At Mount Vet Hospital we have MPI-approved vets to issue export certificates for cats and dogs travelling to Australia.
New Zealand has an agreement with Australia to make it easier to export your cat or dog there. An Ministry of Primary Industries-approved vet takes care of the export certificate for you and you don't need an animal welfare export certificate. An MPI-approved vet is a New Zealand-registered vet who is not employed by the ministry, but can sign the export certificate, if they are approved under the MPI Export Programme for cats and dogs to Australia.
We strongly advise the use of a registered pet exporter to help arrange tests, treatments, flights, crates and other requirements. Most airlines will only deal with a pet exporter as this adds assurance that all requirements will be completed at the appropriate time before departure. Fees and charges apply.
We also recommend visiting the Ministry for Primary Industries Website for information about any export of pets to Australia and to other countries:
Cats and dogs exported from New Zealand to Australia must comply with the import requirements of Australia listed in this notice as follows:
The animal for export has to be microchipped.
The animal for export has resided in Australia and/or New Zealand for the ninety (90) days prior to the scheduled date of export or since birth, and is not under any quarantine restriction at the time of export.
The animal for export will be least eight (8) weeks old at the time of export.
In the case of a dog, the dog is not one of the following breeds: Pit Bull Terrier type or American Pit Bull, Japanese Tosa, Fila Brasileiro, Dogo Argentino, Perro de Presa Canario or Presa Canario.

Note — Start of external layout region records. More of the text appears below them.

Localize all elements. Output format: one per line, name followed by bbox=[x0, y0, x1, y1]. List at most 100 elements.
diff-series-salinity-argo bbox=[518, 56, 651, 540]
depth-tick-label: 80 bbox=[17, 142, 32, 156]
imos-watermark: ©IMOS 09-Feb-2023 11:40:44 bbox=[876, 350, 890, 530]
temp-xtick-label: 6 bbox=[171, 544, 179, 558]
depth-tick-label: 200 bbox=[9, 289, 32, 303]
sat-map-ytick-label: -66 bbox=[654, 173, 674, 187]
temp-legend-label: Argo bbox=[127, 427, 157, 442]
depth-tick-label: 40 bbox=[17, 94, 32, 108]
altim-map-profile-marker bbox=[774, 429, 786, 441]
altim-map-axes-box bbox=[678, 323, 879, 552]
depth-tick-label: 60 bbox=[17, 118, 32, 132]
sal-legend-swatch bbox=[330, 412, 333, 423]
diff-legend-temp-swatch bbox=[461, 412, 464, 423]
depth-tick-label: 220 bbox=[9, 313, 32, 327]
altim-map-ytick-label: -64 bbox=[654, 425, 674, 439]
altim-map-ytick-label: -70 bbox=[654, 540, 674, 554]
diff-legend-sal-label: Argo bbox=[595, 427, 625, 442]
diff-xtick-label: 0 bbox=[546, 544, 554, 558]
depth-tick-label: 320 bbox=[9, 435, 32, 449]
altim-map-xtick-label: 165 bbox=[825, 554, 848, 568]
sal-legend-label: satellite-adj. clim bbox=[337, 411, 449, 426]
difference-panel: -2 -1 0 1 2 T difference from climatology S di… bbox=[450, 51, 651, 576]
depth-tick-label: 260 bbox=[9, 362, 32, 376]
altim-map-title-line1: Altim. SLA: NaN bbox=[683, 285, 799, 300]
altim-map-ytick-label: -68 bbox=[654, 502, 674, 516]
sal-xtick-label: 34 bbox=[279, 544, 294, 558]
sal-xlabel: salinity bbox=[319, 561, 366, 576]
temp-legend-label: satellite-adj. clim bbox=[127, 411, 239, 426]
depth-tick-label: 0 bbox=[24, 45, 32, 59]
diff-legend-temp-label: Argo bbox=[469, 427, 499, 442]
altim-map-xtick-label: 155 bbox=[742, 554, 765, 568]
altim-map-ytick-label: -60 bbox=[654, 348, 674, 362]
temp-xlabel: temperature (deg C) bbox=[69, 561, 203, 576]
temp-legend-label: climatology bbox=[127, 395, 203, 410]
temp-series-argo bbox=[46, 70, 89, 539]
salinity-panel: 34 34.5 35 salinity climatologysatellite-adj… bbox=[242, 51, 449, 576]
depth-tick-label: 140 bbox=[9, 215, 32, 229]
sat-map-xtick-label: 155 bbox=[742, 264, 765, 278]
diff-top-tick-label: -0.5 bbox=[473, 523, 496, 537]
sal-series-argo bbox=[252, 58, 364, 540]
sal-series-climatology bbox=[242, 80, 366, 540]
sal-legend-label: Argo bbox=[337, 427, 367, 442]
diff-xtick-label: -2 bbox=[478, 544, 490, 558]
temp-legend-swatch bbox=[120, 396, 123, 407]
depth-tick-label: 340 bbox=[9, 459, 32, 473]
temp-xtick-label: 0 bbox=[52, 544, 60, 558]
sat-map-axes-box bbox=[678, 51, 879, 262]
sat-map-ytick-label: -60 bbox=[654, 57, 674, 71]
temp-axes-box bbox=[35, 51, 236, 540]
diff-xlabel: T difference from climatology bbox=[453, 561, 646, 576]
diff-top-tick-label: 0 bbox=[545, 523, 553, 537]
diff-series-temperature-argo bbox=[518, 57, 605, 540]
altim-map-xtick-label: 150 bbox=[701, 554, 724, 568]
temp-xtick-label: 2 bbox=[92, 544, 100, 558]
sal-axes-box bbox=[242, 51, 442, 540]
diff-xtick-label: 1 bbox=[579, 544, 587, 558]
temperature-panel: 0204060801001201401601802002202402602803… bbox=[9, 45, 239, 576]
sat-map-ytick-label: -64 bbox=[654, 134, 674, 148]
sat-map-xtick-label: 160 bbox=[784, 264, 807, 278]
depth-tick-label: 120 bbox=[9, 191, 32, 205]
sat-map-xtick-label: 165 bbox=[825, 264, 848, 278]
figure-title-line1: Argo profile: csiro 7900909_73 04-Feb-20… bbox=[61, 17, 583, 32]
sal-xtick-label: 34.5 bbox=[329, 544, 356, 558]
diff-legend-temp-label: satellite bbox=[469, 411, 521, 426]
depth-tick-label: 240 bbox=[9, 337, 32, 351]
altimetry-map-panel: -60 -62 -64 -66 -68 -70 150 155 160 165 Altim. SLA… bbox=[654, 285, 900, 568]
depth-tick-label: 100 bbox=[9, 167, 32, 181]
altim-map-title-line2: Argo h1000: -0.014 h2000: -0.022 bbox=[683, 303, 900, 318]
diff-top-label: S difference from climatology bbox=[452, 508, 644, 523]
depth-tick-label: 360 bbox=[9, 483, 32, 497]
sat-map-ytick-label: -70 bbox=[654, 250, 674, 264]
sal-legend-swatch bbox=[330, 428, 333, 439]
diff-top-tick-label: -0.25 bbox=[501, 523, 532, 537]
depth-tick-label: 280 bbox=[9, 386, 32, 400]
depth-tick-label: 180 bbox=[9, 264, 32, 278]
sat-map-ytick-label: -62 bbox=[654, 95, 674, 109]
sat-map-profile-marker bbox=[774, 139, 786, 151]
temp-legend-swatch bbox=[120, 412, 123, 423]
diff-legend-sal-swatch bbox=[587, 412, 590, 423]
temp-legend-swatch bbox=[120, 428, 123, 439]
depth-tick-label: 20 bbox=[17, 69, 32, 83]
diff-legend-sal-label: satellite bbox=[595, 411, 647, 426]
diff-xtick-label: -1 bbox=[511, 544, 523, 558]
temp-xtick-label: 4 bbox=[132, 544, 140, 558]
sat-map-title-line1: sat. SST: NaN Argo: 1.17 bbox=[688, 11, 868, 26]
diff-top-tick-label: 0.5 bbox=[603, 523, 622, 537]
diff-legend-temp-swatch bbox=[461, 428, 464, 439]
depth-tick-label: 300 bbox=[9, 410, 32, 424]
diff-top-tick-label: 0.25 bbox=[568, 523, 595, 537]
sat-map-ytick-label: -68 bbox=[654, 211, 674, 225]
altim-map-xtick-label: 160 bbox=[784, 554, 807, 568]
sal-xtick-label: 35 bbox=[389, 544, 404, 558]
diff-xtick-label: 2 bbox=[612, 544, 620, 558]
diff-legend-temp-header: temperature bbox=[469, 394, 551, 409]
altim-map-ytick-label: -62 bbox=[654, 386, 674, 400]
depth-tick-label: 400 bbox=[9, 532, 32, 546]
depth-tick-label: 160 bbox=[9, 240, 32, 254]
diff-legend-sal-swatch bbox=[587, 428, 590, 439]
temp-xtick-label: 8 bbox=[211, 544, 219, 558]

The animal is not derived from a domestic/non-domestic hybrid. If the animal is a Bengal cat (Felis catus x Prionailurus bengalensis), it is proven to be five generations removed from the Asian Leopard Cat (Prionailurus bengalensis).
If travelling by air, the animal will be transported in accordance with the container requirements specified in the International Air Transport Association (IATA) Live Animals Regulations.
In the case of a female cat or female dog, the animal will not be more than forty (40) days pregnant, nor suckling young at the time of export.
In the case of a dog it must be noted on the export certificate whether the dog has been continuously resident in New Zealand since birth or the dog has been continuously resident in New Zealand since imported from Australia or the dog has been continuously resident in New Zealand since import from a country other than Australia/ the residency history is unknown (and has been resident in New Zealand for at least twenty-one (21) days prior to the test for Ehrlichia and Leishmania as per clause below*).
In the case of a dog it must be noted on the export certificate if the dog has been resident in mainland Africa (if known).
* In the case of a dog: EITHER
1. Noted that the Veterinarian is satisfied by the “exporter’s declaration” that the dog has been continuously resident in New Zealand since birth or since it was imported from Australia; OR
2. the dog was subjected to an indirect fluorescent antibody test (IFAT) for Ehrlichia canis with negative test results (at 1:40) on a blood sample collected after it has resided in New Zealand for at least twenty-one (21) days. Date of sample collection to be recorded, AND
3. the dog was tested for Leishmania infantum by an indirect fluorescent antibody test (IFAT) or an enzyme linked immunosorbent assay (ELISA), with negative test results on a blood sample collected after it has resided in New Zealand for at least twenty-one (21) days. Date of sample collection, and test used to be recorded.
4. In the case of a dog that has resided in mainland Africa, the dog has been treated for Babesia canis with imidocarb dipropionate:
a) one treatment at 7.5 mg/kg bodyweight OR
b) two treatments at 6 mg/kg bodyweight with an interval of two weeks.
5. The animal has been treated for external and internal parasites within five (5) days of the scheduled time of shipment.
6. The Veterinarian has examined the animal for export and scanned and confirmed the microchip within five (5) days of the scheduled time of shipment and have found it to be fit to travel.
7. Any additional health/treatment information must be attached to the export certificate.
The above information must be declared and signed by the owner on the “exporter’s declaration” part of the export certificate. If the owner cannot present the animal for certification (i.e. if the “exporter declaration’s” is to be signed by an exporter or a representative) then an “Owner Statutory Declaration” signed by the owner in the presence of a Justice of the Peace or other person authorised to take a statutory declaration, must be presented to the certifying veterinarian.